Cela étant, pour le calcul du disponible, le magistrat s’est fondé exactement sur les montants indiqués à titre de revenus et de charges dans la requête d’assistance judiciaire du 13 septembre 2017, hormis les frais de téléphone qu’il a, à juste titre, écartés au motif qu’ils faisaient partie de la base mensuelle du minimum vital, laquelle a été ajoutée aux charges, étant précisé que la recourante ne conteste pas cette appréciation. C’est donc en vain que l’intéressée fait valoir une constatation manifestement inexacte des faits, alors même qu’elle a articulé dans sa requête les chiffres qui ont finalement été pris en compte. Conformément à l’art. 119 al. 2 CPC et à la jurisprudence qui en découle, il lui appartenait de renseigner complètement le juge et de fournir toute preuve utile, sans que celui-ci n’ait à instruire davantage, à défaut d’incertitudes ou d’imprécisions.
Partant, avec des revenus mensuels totalisant 10'629 fr. 75 pour des charges de 10'010 fr. 55, la recourante est en mesure de consacrer une somme mensuelle de l’ordre de 600 fr. à ses frais d’avocat dans le cadre de la procédure de divorce et l’intéressée ne remet pas non plus en question le fait que cela représente un montant annuel de 7'200 fr. qui est suffisant pour couvrir les honoraires de son avocat pour la durée prévisible de la procédure.
Il s’ensuit que c’est à juste titre que le premier juge n’a pas octroyé l’assistance judiciaire dans la mesure de l’assistance d’un conseil d’office et l’a limitée à l’exonération des frais judiciaires et des avances de ceux-ci.
4.1 En définitive, le recours, manifestement infondé, doit être rejeté selon le mode procédural de l’art. 322 al. 1 in fine CPC et la décision confirmée.
La requête d’assistance judiciaire pour la procédure de recours présentée par la recourante ne peut en conséquence qu’être rejetée (art. 117 let. b CPC).
4.2 Le présent arrêt peut être rendu sans frais judiciaires de deuxième instance (art. 11 TFJC [Tarif des frais judiciaires civils du 28 septembre 2010 ; RSV 270.11.5]).
Par ces motifs, la Chambre des recours civile du Tribunal cantonal, en application de l'art. 322 al. 1 CPC, prononce :
I. Le recours est rejeté.
II. La requête d’assistance judiciaire est rejetée.
III. La décision est confirmée.
IV. L’arrêt, rendu sans frais judiciaires de deuxième instance, est exécutoire.
La présidente : Le greffier :
Du
L'arrêt qui précède, dont la rédaction a été approuvée à huis clos, est notifié à :
‑ Me Mathilde Bessonnet (pour Z.________).
La Chambre des recours civile considère que la valeur litigieuse est inférieure à 30'000 francs.
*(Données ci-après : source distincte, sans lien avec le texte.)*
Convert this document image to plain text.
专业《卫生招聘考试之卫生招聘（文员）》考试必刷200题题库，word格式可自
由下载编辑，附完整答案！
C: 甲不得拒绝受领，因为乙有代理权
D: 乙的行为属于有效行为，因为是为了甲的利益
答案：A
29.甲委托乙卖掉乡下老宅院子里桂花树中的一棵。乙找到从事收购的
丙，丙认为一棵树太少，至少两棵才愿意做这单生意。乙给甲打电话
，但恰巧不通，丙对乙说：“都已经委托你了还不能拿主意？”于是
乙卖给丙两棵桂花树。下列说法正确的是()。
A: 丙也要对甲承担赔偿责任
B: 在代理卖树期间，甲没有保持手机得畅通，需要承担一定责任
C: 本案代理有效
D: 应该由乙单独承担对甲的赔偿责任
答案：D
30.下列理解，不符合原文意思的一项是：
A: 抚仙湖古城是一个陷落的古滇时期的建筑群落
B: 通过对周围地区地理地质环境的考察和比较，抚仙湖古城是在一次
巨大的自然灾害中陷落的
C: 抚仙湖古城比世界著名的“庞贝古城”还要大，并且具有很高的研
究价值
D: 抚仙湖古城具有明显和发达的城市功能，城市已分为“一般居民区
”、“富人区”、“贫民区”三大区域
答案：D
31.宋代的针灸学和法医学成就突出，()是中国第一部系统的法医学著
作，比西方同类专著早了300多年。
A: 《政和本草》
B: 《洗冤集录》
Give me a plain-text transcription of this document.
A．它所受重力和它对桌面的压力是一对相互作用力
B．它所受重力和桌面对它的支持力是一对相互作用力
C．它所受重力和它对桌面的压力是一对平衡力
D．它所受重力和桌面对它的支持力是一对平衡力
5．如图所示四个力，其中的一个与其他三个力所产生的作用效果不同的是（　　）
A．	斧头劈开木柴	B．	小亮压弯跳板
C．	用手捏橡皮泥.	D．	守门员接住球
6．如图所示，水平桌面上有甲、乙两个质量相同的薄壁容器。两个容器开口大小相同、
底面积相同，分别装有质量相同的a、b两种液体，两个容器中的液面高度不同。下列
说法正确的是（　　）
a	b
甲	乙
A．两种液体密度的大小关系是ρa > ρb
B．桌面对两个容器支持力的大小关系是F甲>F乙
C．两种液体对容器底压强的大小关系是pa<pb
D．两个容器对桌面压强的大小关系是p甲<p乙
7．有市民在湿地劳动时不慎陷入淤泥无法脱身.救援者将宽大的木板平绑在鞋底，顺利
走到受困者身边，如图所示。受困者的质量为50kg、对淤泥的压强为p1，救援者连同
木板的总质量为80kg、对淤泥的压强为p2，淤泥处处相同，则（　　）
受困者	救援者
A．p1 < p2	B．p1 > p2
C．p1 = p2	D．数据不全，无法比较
Le présent arrêt peut faire l'objet d'un recours en matière civile devant le Tribunal fédéral au sens des art. 72 ss LTF (loi du 17 juin 2005 sur le Tribunal fédéral ; RS 173.110), cas échéant d'un recours constitutionnel subsidiaire au sens des art. 113 ss LTF. Dans les affaires pécuniaires, le recours en matière civile n'est recevable que si la valeur litigieuse s'élève au moins à 15'000 fr. en matière de droit du travail et de droit du bail à loyer, à 30'000 fr. dans les autres cas, à moins que la contestation ne soulève une question juridique de principe (art. 74 LTF). Ces recours doivent être déposés devant le Tribunal fédéral dans les trente jours qui suivent la présente notification (art. 100 al. 1 LTF).
Cet arrêt est communiqué, par l'envoi de photocopies, à :
‑ Mme la Présidente du Tribunal civil de l’arrondissement de l’Est vaudois.